Is there a good chance we could work together or collaborate?
How helpful could this person be to me professionally, and vice versa?
Answering those questions will help you prioritize.
What systems can help you stay in touch with the right people?
In Stand Out Networking, I profile Michael Katz, a Massachusetts-based consultant who has an interesting four-part system for staying in touch with his contacts. Most professionals don’t have to do all of these things, but I think it provides a useful framework. Michael divides his contacts into four groups.
The first level – all his email subscribers – receive a biweekly e-newsletter that provides marketing tips and keeps his name familiar to them. The next level is about 300 key contacts who get personal emails; he sends a few emails per day, and touches everyone a couple of times per year. Even more selectively, he sends out actual cards via postal mail – a rarity these days – to about 100 people in his network. Finally, once a week he makes a point of meeting in person with at least one individual, whether it’s a new contact or someone he’d like to get to know better.

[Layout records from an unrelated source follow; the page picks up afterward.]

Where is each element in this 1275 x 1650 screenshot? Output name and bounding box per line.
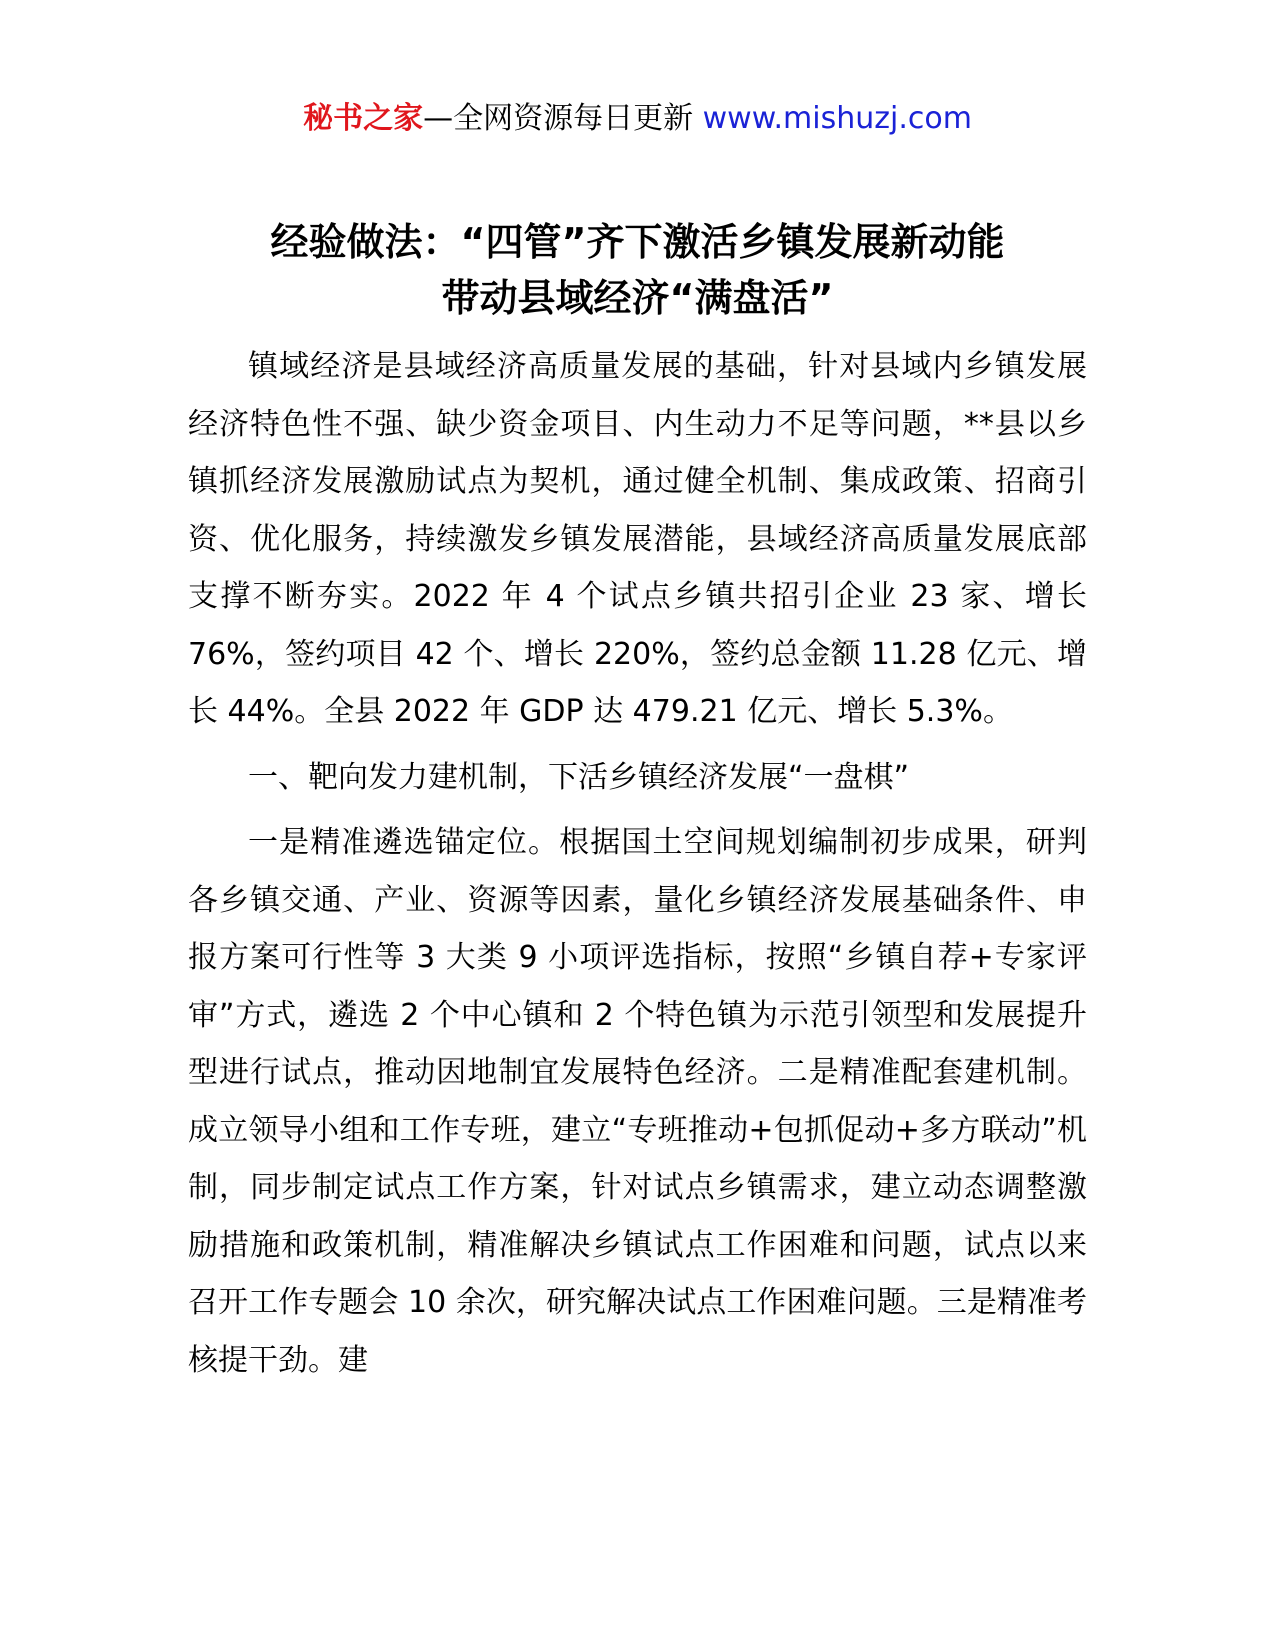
intro-paragraph: 镇域经济是县域经济高质量发展的基础，针对县域内乡镇发展经济特色性不强、缺少资金项目、内生动力不足等问题，**县以乡镇抓经济发展激励试点为契机，通过健全机制、集成政策、招商引资、优化服务，持续激发乡镇发展潜能，县域经济高质量发展底部支撑不断夯实。2022 年 4 个试点乡镇共招引企业 23 家、增长 76%，签约项目 42 个、增长 220%，签约总金额 11.28 亿元、增长 44%。全县 2022 年 GDP 达 479.21 亿元、增长 5.3%。 bbox=[188, 349, 1087, 729]
document-title bbox=[150, 214, 1125, 326]
title-line-1: 经验做法：“四管”齐下激活乡镇发展新动能 bbox=[270, 220, 1005, 264]
page-header bbox=[0, 96, 1275, 142]
header-tagline: —全网资源每日更新 bbox=[423, 101, 703, 136]
site-url[interactable]: www.mishuzj.com bbox=[702, 101, 972, 136]
section-paragraph: 一是精准遴选锚定位。根据国土空间规划编制初步成果，研判各乡镇交通、产业、资源等因素，量化乡镇经济发展基础条件、申报方案可行性等 3 大类 9 小项评选指标，按照“乡镇自荐+专家评审”方式，遴选 2 个中心镇和 2 个特色镇为示范引领型和发展提升型进行试点，推动因地制宜发展特色经济。二是精准配套建机制。成立领导小组和工作专班，建立“专班推动+包抓促动+多方联动”机制，同步制定试点工作方案，针对试点乡镇需求，建立动态调整激励措施和政策机制，精准解决乡镇试点工作困难和问题，试点以来召开工作专题会 10 余次，研究解决试点工作困难问题。三是精准考核提干劲。建 bbox=[188, 825, 1087, 1378]
document-body bbox=[188, 338, 1087, 1389]
brand-name: 秘书之家 bbox=[303, 101, 424, 136]
section-heading: 一、靶向发力建机制，下活乡镇经济发展“一盘棋” bbox=[248, 759, 910, 795]
title-line-2: 带动县域经济“满盘活” bbox=[441, 276, 834, 320]
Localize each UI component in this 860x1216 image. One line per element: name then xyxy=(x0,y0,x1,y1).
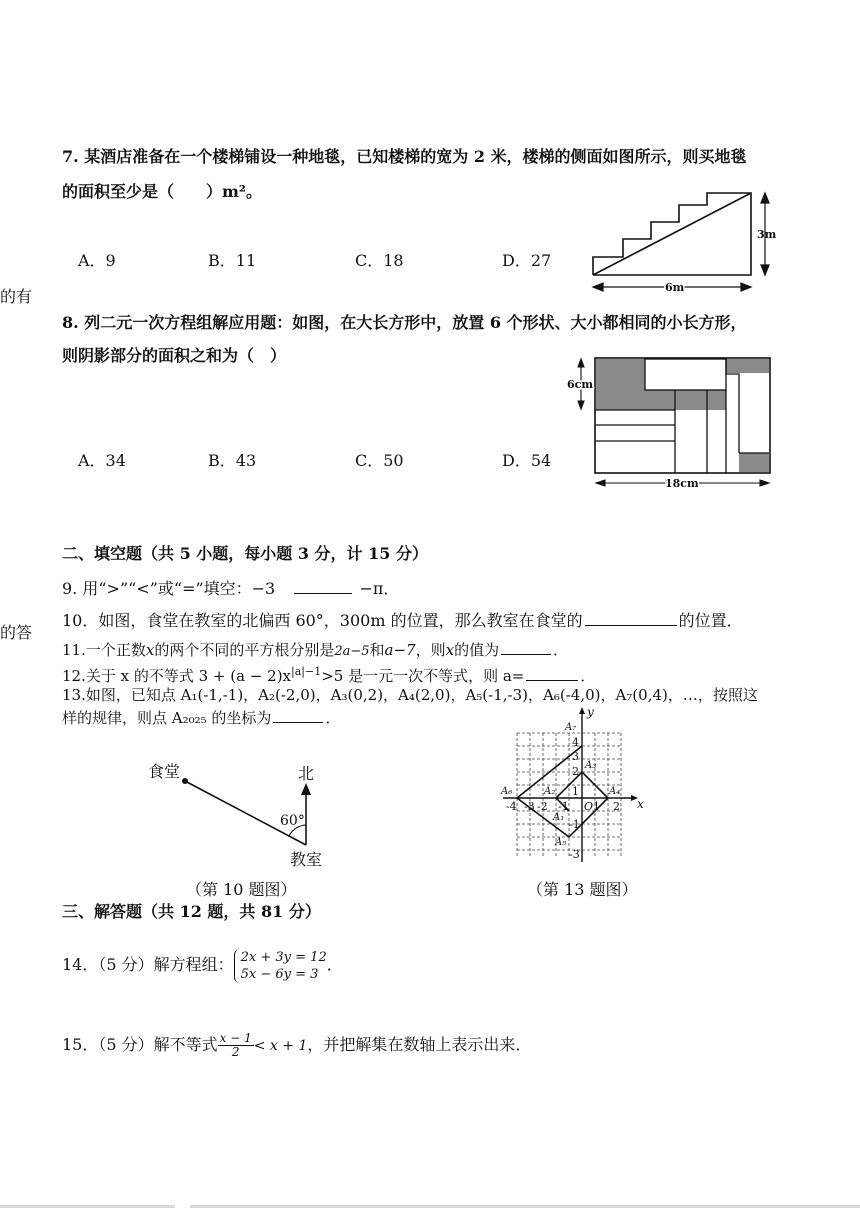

This strategy enables him to deepen the ties that matter most and stay top-of-mind with just about everyone.
What does it mean to be a connector, why is it a good thing, and how can you become one?
A connector is someone who isn’t just using networking for their own benefit; they’re actively trying to help others. Anyone can become a connector if they have the right mindset and a spirit of generosity, and it’s a principle I try to live out in my own life. I recently had the idea that I wanted to connect two friends – a jazz opera composer and a Grammy-winning jazz producer. Instead of just doing an e-intro (which would have been a decent option), I decided to max it out and threw a party for all the musicians I knew from a variety of disciplines, so they could all meet each other and network. People had a blast and some collaborations have already emerged from the evening.
How can you create your own successful networking events?

Some people assume that hosting events is a special skill that only select people can pull off, but that’s really not true. I’ve been hosting regular dinner gatherings in New York City for the past year, inviting 8-10 people at a time to get to know one another. Sometimes it’s a random mix of interesting folks, and other times there’s a theme (the musician party I mentioned above, or female journalists, or business authors, for instance). For me as an introvert, some key principles are:
1) Send out attendee bios in advance. That enables folks to look over the guest list, research the others if they’d like, and identify commonalities so they know they’ll have things to talk about. They’ll also have sufficient information so they can seek out certain people they’d especially like to meet.
2) Control the conversation a bit. Crowds have a tendency to get unwieldy, and that’s mostly fine. But as the host, you should steer it enough, at a minimum, so that everyone is able to introduce themselves and say a bit about what they’re working on, so others will know who is who and can get ideas about where they’d like to take the conversation.
3) Embrace co-hosts. To really spice up your gatherings, choose a friend who knows interesting people and plan to split up the guest list – you invite half, and he invites half. That way, your friends can mingle and you’ll have the opportunity to meet new people, as well.